The Frustrating Passiveness of Headspace
It's all about taxes, stupid. Don't let others make you think that you're too stupid for more democracy.
I’ve been meditating using the “Headspace” app almost every morning in the past few weeks. But I’ve been noticing a pattern which really frustrates me.
For example the current episode of “Today’s Meditation” is titled “Transforming the Mind”. Its main script, before the regular meditation starts, is as follows:
Meditation does not eradicate the difficulties and challenges of human life. But it does allow us to have more clarity around these events. To feel less overwhelmed, to learn something valuable. So we may begin practicing meditation with an idea that somehow it’s just going to clear the way, that difficult things are going to stop happening in life. But very quickly we realize that those things will continue regardless. And besides, meditation is not about changing these things. It’s how we relate to them when they arise. Very often, the more away of that we become, it’s almost life starts giving us these difficult opportunities to learn from. To start to see where we could do with a little more practice. What is it that shapes our stability of awareness and compassion? So as much as possible not seeing these things as obstacles to acquire a caring mind, but actually as a way of transforming the mind. Bringing these difficult experiences onto the path as a way of learning and transforming the mind.

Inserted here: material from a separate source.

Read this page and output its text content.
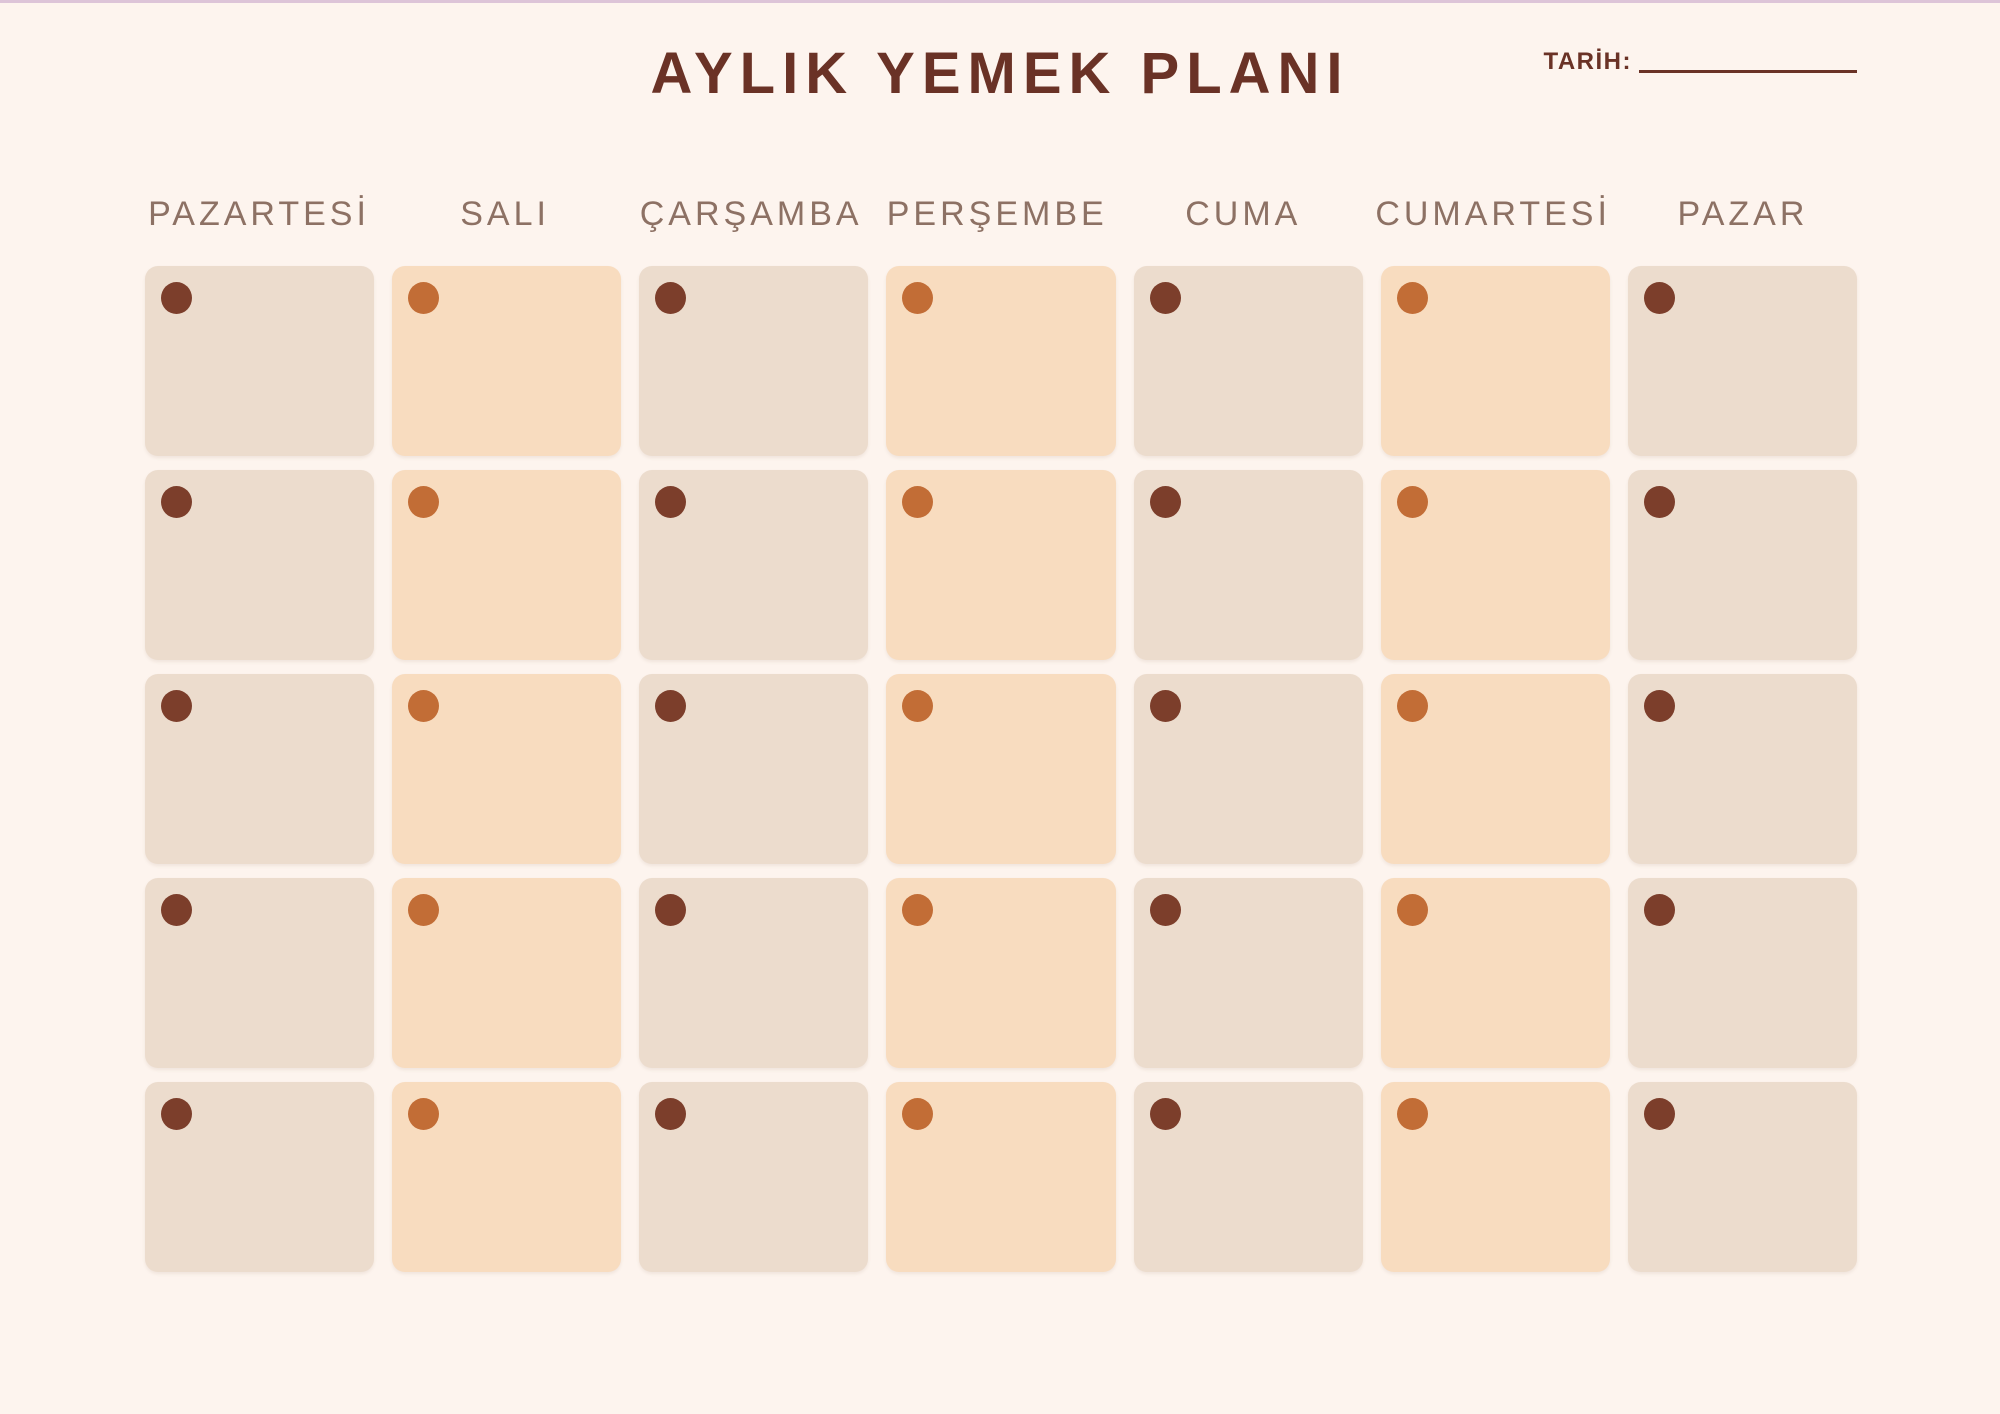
AYLIK YEMEK PLANI	TARİH:
PAZARTESİ	SALI	ÇARŞAMBA PERŞEMBE	CUMA	CUMARTESİ	PAZAR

To me, this feels almost abusive.
Why are people taught that they must just endure the world?
That the world is a static, unchangeable beast, where I am always the problem and as long as I’m not feeling well, I constantly have to change myself? Isn’t that just supporting abusive people and abusive systems, by willfully tricking ourselves into passiveness, into lethargy?
To me, the script above is just triggering. For me, being overwhelmed is a clear sign of my mind and body that not I need to change, but that my environment needs to change (i.e. that I need to change my environment). Otherwise I will just continue to be thrown back and forth by other people who take control and who don’t care about my well-being at all.
I don’t mean mindless activism or pointless demonstrations that do nothing but to satisfy someone’s urge to scream and shout. I mean supporting each other in changing the world in ways that’s simply better for self-efficacy and expressing creativity.
Take the typical “democratic” Western political system as an example. For decades, people have been taught that they are too stupid to make political decisions, and that instead they have to vote for arrogant gurus (i.e. “political representatives”) that do nothing but fight with each other in parliaments and waste tax money. And then, on the other end, people very much feel that their work is making them depressed, they feel isolated and lonely, the climate is going to hell etc.
Is it because the people are too stupid and want climate change to happen? No! It’s just because the next step in the development of democracy is knocking on the door.
Specifically participatory budgeting: There’s a global digital portal, everyone can add projects for the common good on this portal and every project has a clear description and budget plan. Then, at least once a year, every person in a nation gets the same share of the total tax income (e.g. in 2024 for Germany, this would be €476,807,656,000 / 83,600,000 inhabitants = €5,703.44 per person) and can distribute that to these project buckets. The method is there.
But the main argument I’ve heard against this model so far is: People are too stupid to do this, and that’s why we shouldn’t do it (or only with many guardrails, effectively keeping the power for the aristocracy).
Is that really how we want to approach democracy? This would be like saying in the 19th century that women shouldn’t vote, because they are all just housewives and thus too stupid to have a proper political opinion. So then women should just be excluded from all democratic participation?! That’s ridiculous.
The intention of every person genuinely for democracy should be to continuously make the political system more democratic. Since the introduction of universal suffrage, which was definitely an important step in human history, democracies have been stagnating. But considering that politicians are obviously completely aimless in solving the challenges of the world, it just makes so much more sense to give even more power to the people. Of course politicians should absolutely make suggestions for the spending of tax money, but the people always need to have the final word.
Asking anyone to decide over how to spend millions or billions of tax money is destined to fail, not even necessarily because of bad intentions by politicians, but simply because no one can sensibly make decisions over so much money, when that money is supposed to be spent for the benefit of the people anyway. But people are currently stuck in pushing down themselves and saying “ahh no, maybe I’d be responsible enough for more democratic participation, but everyone else won’t”. Duh, then more education is necessary, until we can rely on each other in this way! Continuing to rely on politicians will give us nothing but confusion, hate and populism.
To conclude: One of the main insights I’ve had in the past few months is that the world can be shaped. We don’t have to mindlessly suffer in the existing systems until all eternity. All systems we live in have been made by people and they can be changed by people. And I will not rest until the budgetary responsibility, at least in Germany, has been fully transferred to the people.